This preliminary study investigates the added value of the inhomogeneous Magnetization Transfer (ihMT) technique when studying Spinal Cord (SC) tissue demyelination occurring in Multiple Sclerosis (MS). DTI and MT/ihMT data collected in 9 MS patients, analyzed in specific normal appearing white matter regions, indicated significant demyelination in corticospinal and posterior sensory tracts as compared to age-matched healthy controls, with a very high sensitivity of ihMTR that appears very promising for further objective therapeutic evaluation or topographic quantification of progressive SC demyelination.
Subjects
9 remittent and secondary progressive MS patients with various degree of spinal cord related disability (59±8yo, EDSS=4.6±1.9) and 18 age-matched healthy controls (HC, 54±10yo) were scanned using a 3T scanner (Magnetom Verio, Siemens Healthcare, Erlangen, Germany) and commercial RF coils.

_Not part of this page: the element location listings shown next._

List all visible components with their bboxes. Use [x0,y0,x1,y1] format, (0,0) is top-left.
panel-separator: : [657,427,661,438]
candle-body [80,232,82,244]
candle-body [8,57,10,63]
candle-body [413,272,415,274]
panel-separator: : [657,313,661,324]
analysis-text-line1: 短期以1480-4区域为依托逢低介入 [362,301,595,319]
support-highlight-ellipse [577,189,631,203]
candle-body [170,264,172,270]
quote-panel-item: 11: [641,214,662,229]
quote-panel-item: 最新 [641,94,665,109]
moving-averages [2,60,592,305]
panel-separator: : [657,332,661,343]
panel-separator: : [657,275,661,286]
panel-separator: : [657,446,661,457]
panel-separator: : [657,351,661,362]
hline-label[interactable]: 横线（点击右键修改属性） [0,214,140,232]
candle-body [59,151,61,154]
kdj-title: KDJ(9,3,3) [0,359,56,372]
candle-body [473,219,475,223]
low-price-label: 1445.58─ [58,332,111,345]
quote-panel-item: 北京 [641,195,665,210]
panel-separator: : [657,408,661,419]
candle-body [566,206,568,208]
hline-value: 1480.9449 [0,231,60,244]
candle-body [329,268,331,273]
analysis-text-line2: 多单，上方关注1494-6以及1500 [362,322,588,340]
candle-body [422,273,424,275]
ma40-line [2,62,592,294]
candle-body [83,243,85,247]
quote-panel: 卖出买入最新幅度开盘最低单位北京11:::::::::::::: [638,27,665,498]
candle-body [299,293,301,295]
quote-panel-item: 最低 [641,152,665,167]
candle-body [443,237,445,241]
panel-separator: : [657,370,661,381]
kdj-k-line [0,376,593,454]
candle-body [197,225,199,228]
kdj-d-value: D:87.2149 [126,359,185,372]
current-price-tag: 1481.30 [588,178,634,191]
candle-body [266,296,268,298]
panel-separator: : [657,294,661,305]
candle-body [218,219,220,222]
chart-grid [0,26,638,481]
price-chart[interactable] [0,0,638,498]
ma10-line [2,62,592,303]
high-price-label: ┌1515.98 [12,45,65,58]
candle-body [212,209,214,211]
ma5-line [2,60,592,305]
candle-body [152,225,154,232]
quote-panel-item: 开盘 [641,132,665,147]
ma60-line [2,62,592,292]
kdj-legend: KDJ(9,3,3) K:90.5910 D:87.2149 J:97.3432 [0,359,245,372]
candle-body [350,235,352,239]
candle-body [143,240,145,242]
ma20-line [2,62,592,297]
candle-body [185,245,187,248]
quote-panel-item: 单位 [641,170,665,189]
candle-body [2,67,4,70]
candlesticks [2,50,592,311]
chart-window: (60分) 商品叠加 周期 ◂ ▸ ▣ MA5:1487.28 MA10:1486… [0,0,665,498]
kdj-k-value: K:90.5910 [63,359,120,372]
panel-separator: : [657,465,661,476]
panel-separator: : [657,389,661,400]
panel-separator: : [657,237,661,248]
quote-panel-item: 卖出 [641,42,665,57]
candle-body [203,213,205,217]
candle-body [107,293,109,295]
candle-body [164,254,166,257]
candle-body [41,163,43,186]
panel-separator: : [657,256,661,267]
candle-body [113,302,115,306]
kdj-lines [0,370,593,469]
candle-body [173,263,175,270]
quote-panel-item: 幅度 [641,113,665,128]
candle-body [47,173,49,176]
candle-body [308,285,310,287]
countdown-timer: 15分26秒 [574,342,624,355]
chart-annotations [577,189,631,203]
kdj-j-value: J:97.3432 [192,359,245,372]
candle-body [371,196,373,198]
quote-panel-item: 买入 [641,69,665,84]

Clinical scores for MS patients included EDSS (Expanded Disability Status Scale) and Medical Research Council (MRC) Scale.
MR Protocol
Total Scanning time was approximately 50 minutes. The main sequence parameters are presented in Figure 1.
Post-processing
Post-processing relied on a customized MATLAB pipeline based on the SC Toolbox [12] and dedicated SC MR templates and atlas (MNI-Poly-AMU[13], AMU40[14] and WM_tracts[15]) allowing automatic T2*-weighted images-based GM/WM segmentation and ROIs delimitation. DTI and MT/ihMT metrics were extracted within bilateral corticospinal tracts (CST) and posterior sensory tracts (PST) at both C2 and C5 cervical levels, in MS and HC. Regions with lesions were manually identified on T2*-w images and analyzed separately. Cross-sectional areas (CSA) were extracted from GM/WM segmentations at each cervical level from C1 to C6. Statistical analyses comparing MS and HC subjects were performed for each metric at each level. P-values less than 0.05 were considered statistically significant.